About Nineteenth-Century Scrapbooks and the Prudence Person Scrapbook
The Prudence Person Scrapbook Project was inspired by the work of Ellen Gruber Garvey, whose Writing with Scissors: American Scrapbooks from the Civil War to the Harlem Renaissance highlights a long-standing tradition of scrapbook-making among American readers. These scrapbooks, Garvey argues, offer a record of the concerns of average Americans who may not have left written records behind. Scrapbooks are often also the only sites where the publications of disenfranchised communities were preserved and cherished.

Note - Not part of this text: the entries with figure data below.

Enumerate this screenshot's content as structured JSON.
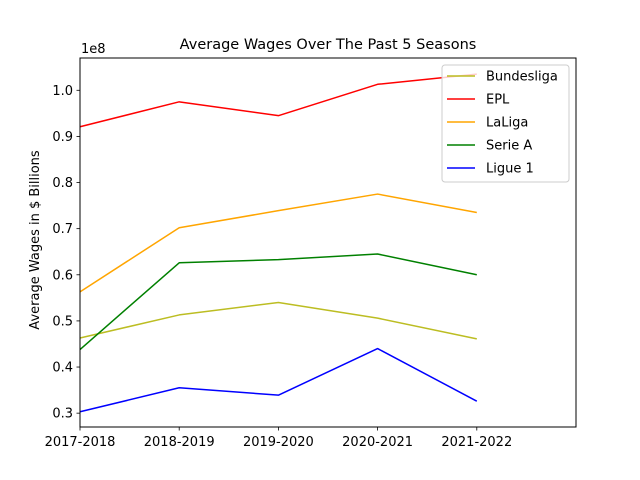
{
  "chart_data": {
    "type": "line",
    "title": "Average Wages Over The Past 5 Seasons",
    "xlabel": "",
    "ylabel": "Average Wages in $ Billions",
    "y_offset_label": "1e8",
    "categories": [
      "2017-2018",
      "2018-2019",
      "2019-2020",
      "2020-2021",
      "2021-2022"
    ],
    "xlim": [
      0,
      5
    ],
    "ylim": [
      0.27,
      1.07
    ],
    "y_ticks": [
      {
        "value": 0.3,
        "label": "0.3"
      },
      {
        "value": 0.4,
        "label": "0.4"
      },
      {
        "value": 0.5,
        "label": "0.5"
      },
      {
        "value": 0.6,
        "label": "0.6"
      },
      {
        "value": 0.7,
        "label": "0.7"
      },
      {
        "value": 0.8,
        "label": "0.8"
      },
      {
        "value": 0.9,
        "label": "0.9"
      },
      {
        "value": 1.0,
        "label": "1.0"
      }
    ],
    "grid": false,
    "legend_position": "top-right",
    "series": [
      {
        "name": "Bundesliga",
        "color": "#bcbd22",
        "values": [
          0.463,
          0.513,
          0.54,
          0.506,
          0.461
        ]
      },
      {
        "name": "EPL",
        "color": "#ff0000",
        "values": [
          0.921,
          0.975,
          0.945,
          1.013,
          1.035
        ]
      },
      {
        "name": "LaLiga",
        "color": "#ffa500",
        "values": [
          0.563,
          0.702,
          0.739,
          0.775,
          0.735
        ]
      },
      {
        "name": "Serie A",
        "color": "#008000",
        "values": [
          0.438,
          0.626,
          0.633,
          0.645,
          0.6
        ]
      },
      {
        "name": "Ligue 1",
        "color": "#0000ff",
        "values": [
          0.303,
          0.355,
          0.339,
          0.44,
          0.326
        ]
      }
    ]
  }
}
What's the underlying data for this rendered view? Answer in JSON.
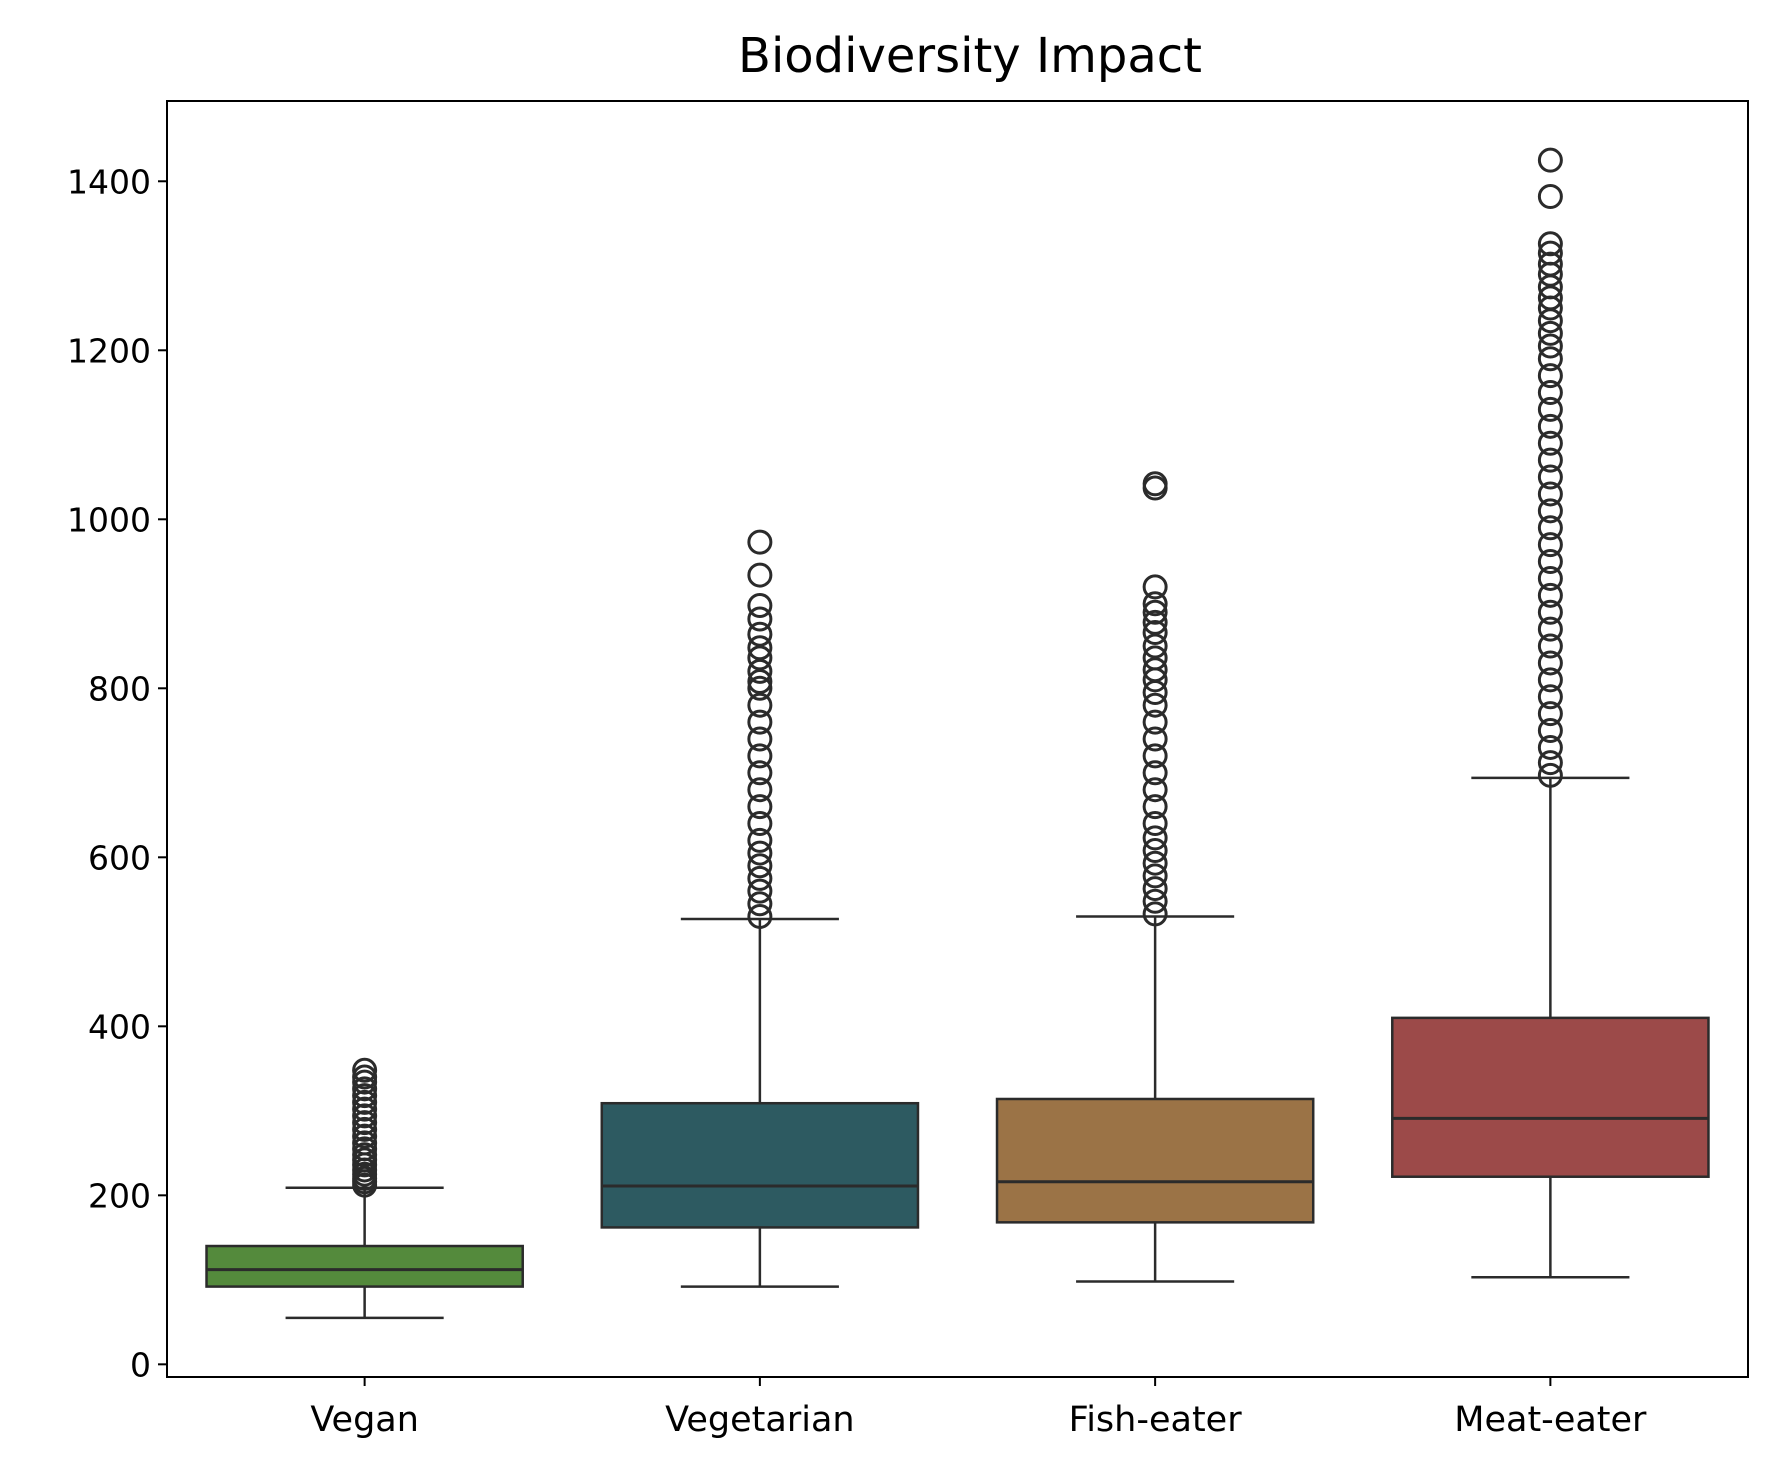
{
  "chart_data": {
    "type": "box",
    "title": "Biodiversity Impact",
    "xlabel": "",
    "ylabel": "",
    "ylim": [
      -15,
      1495
    ],
    "yticks": [
      0,
      200,
      400,
      600,
      800,
      1000,
      1200,
      1400
    ],
    "ytick_labels": [
      "0",
      "200",
      "400",
      "600",
      "800",
      "1000",
      "1200",
      "1400"
    ],
    "grid": false,
    "legend": "none",
    "categories": [
      "Vegan",
      "Vegetarian",
      "Fish-eater",
      "Meat-eater"
    ],
    "boxes": [
      {
        "category": "Vegan",
        "color": "#548a3c",
        "whisker_low": 55,
        "q1": 92,
        "median": 112,
        "q3": 140,
        "whisker_high": 209,
        "outliers": [
          212,
          216,
          220,
          225,
          230,
          236,
          242,
          248,
          255,
          262,
          270,
          278,
          286,
          294,
          302,
          310,
          318,
          326,
          334,
          340,
          348
        ]
      },
      {
        "category": "Vegetarian",
        "color": "#2d5a61",
        "whisker_low": 92,
        "q1": 162,
        "median": 211,
        "q3": 309,
        "whisker_high": 527,
        "outliers": [
          530,
          545,
          560,
          575,
          590,
          605,
          620,
          640,
          660,
          680,
          700,
          720,
          740,
          760,
          780,
          800,
          808,
          820,
          836,
          848,
          864,
          882,
          898,
          934,
          973
        ]
      },
      {
        "category": "Fish-eater",
        "color": "#9b7346",
        "whisker_low": 98,
        "q1": 168,
        "median": 216,
        "q3": 314,
        "whisker_high": 530,
        "outliers": [
          533,
          548,
          563,
          578,
          593,
          608,
          623,
          640,
          660,
          680,
          700,
          720,
          740,
          760,
          780,
          795,
          810,
          822,
          836,
          850,
          866,
          878,
          890,
          900,
          920,
          1037,
          1042
        ]
      },
      {
        "category": "Meat-eater",
        "color": "#9c4a49",
        "whisker_low": 103,
        "q1": 222,
        "median": 291,
        "q3": 410,
        "whisker_high": 694,
        "outliers": [
          697,
          712,
          730,
          750,
          770,
          790,
          810,
          830,
          850,
          870,
          890,
          910,
          930,
          950,
          970,
          990,
          1010,
          1030,
          1050,
          1070,
          1090,
          1110,
          1130,
          1150,
          1170,
          1190,
          1205,
          1220,
          1235,
          1250,
          1262,
          1275,
          1290,
          1302,
          1315,
          1326,
          1382,
          1425
        ]
      }
    ]
  }
}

The University of North Carolina Libraries contain a number of scrapbooks created by North Carolinians from the nineteenth and twentieth centuries. Among these is the scrapbook created by Prudence Person (1848-1922), a resident of Louisburg, North Carolina. Prudence Person was probably born in Sandy Creek, North Carolina; she moved with her family to Louisburg when her father bought a house there in 1858. As a teenager she attended Louisburg Female Seminary, located next door to the Person family home. (The Person home has been preserved through the efforts of the Person Place Preservation Society.) At the age of 41 Prudence married Willie Mangum Person; she and her husband lived in the Person home together. When Prudence's mother Abiah died in 1892 Prudence became the head of the household until her own death in 1922. For more information about the Person family and the Person home, see this page.
Person began her scrapbook sometime in the 1870s and continued adding to it until shortly before her death. It is one of the few artifacts she left behind. (Others include her handwritten will and her diploma from Louisburg Female Seminary, which can be viewed here.) The Presley Person Papers at Duke University contain extensive records left by members of the Person family, but Prudence does not seem to have been avid writer. She did, however, "write with scissors," as Garvey would say, and her scrapbook paints a vivid portrait of her interests and concerns. It contains clippings from local newspapers and national magazines as well as postcards and religious and floral illustrations. The content of the clippings ranges from sentimental poetry to life advice to home remedies to aphorisms to dialect jokes. Many of the articles and poems Prudence preserved were religious in nature, and many offered counsel on how to live a contented and meaningful life. The scrapbook also contains public accounts of events that were personal to Prudence, including a newspaper article about her graduation from the Louisburg Seminary and obituary notices for her family and friends.